Readers of this blog will know that I have reported on the less than transparent contractual arrangements made by the British Council in respect of the Education UK website. For those who missed it salient points are:
- The British Council explained in early 2002 that after a "rigorous selection procedure" it had made a contractual partnership with a "consortium led by Hotcourses" for the website
- It also reported at the same time that the other members of the consortium were UCAS, CSU and Yahoo!(still published on the BC site - see para 5)
- The contractor was in fact a £100 company “Education Websites Ltd” incorporated just two weeks before the contract was signed (21st September 2001)
- The contract that was signed makes no mention at all of Hotcourses or of Yahoo!, neither is there any mention of a consortium
- The contract does mention UCAS and CSU, but only specifically to exclude them from any "liability whatsoever in respect of the Contract, the Tender or otherwise". So, not Hotcourses, not Yahoo!, not UCAS, not CSU. Why did the British Council do this? Perhaps it was something to do with a contractual requirement that it should be paid 15% of the profits arising out of the project (being a shareholder wouldn’t look good, and what established company would agree to pay 15% of its profits to the British Council?) Clearly something motivated them to make this eccentric arrangement, and to present it publicly in this less than helpful way. It seems improbable that a decision by the British Council to commit to a contract with a newly formed £100 company with no staff, trading record or assets would have been made primarily in the interests of British education, or the status or the security of the contract. The fact is that this particularly flimsy and somewhat furtive arrangement (they did not after all advise the world at large that their rigorous selection procedure resulted in the choice of a company that would actually pay them) was made by a large publicly funded organisation for the purposes of the global promotion of the great British education resource, and in support of "The Prime Minister's Initiative". It fair takes your breath away.
Does it end there?
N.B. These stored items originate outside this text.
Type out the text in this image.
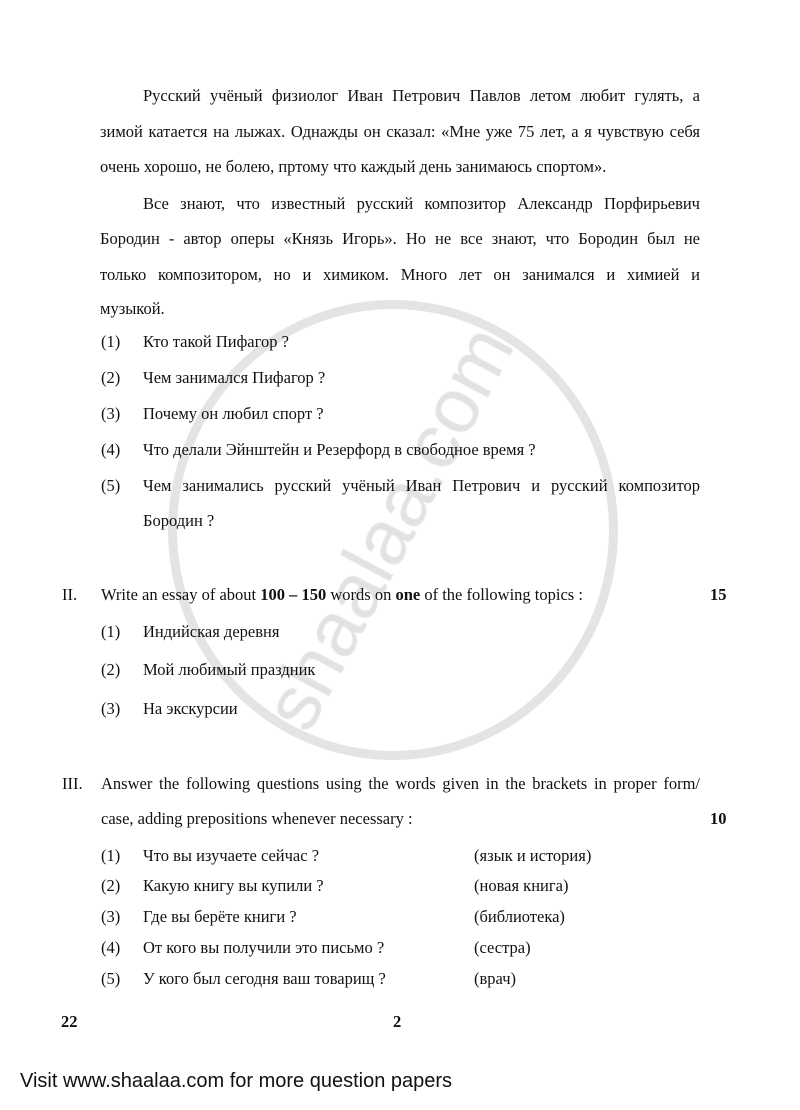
Русский учёный физиолог Иван Петрович Павлов летом любит гулять, а
зимой катается на лыжах. Однажды он сказал: «Мне уже 75 лет, а я чувствую себя
очень хорошо, не болею, пртому что каждый день занимаюсь спортом».
Все знают, что известный русский композитор Александр Порфирьевич
Бородин - автор оперы «Князь Игорь». Но не все знают, что Бородин был не
только композитором, но и химиком. Много лет он занимался и химией и
музыкой.
(1) Кто такой Пифагор ?
(2) Чем занимался Пифагор ?
(3) Почему он любил спорт ?
(4) Что делали Эйнштейн и Резерфорд в свободное время ?
(5) Чем занимались русский учёный Иван Петрович и русский композитор
Бородин ?
II. Write an essay of about 100 – 150 words on one of the following topics :	15
(1) Индийская деревня
(2) Мой любимый праздник
(3) На экскурсии
III. Answer the following questions using the words given in the brackets in proper form/
case, adding prepositions whenever necessary :	10
(1) Что вы изучаете сейчас ?	(язык и история)
(2) Какую книгу вы купили ?	(новая книга)
(3) Где вы берёте книги ?	(библиотека)
(4) От кого вы получили это письмо ?	(сестра)
(5) У кого был сегодня ваш товарищ ?	(врач)
22	2
Visit www.shaalaa.com for more question papers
Well, not quite. By now, almost 4 years since that contract was signed, you might hope or expect that the rigorously selected British Council partner was comfortably accumulating cash and perhaps dispensing percentages of profits to the British Council to support their causes, charitable or otherwise. But it seems not. On March 31st this year (a few months before it was due to report results for the first time) the company Education Websites Ltd (04282961) changed its name to Remone Ltd, and applied to be struck off the register at Companies House. So for all practical purposes, however much it may have existed in the past, it doesn’t now. Meanwhile, also on March 31st, a Bristol-based company called Remone Ltd (05323181), incorporated in January this year, changed its name to Education Websites Ltd. Nifty footwork. Presumably this means that Remone Ltd (formerly Education Websites Ltd) has assigned the Education UK website contract to Education Websites Ltd (formerly Remone Ltd). I wonder how many of our great educational institutions were aware that this contract had been moved (assuming it has) from one newly formed company to another. One supposes that the British Council knew, and that the organisation is happy to contract a succession of willing embryo companies, although one can't help wondering whether, say, the DFES or the FCO or Number 10 would concur or regard these curious arrangements as worthy of a Prime Ministerial Initiative - or for that matter of any government department. Or anything very much at all for that matter. Will the new Bristol-based Education Websites Ltd last long enough to report accounts, and will we perhaps see how much the British Council has been paid following the deal it struck / rigorous selection? Or will we be treated to more sleight of hand? I have written to the British Council requesting clarification of their present contractual arrangements.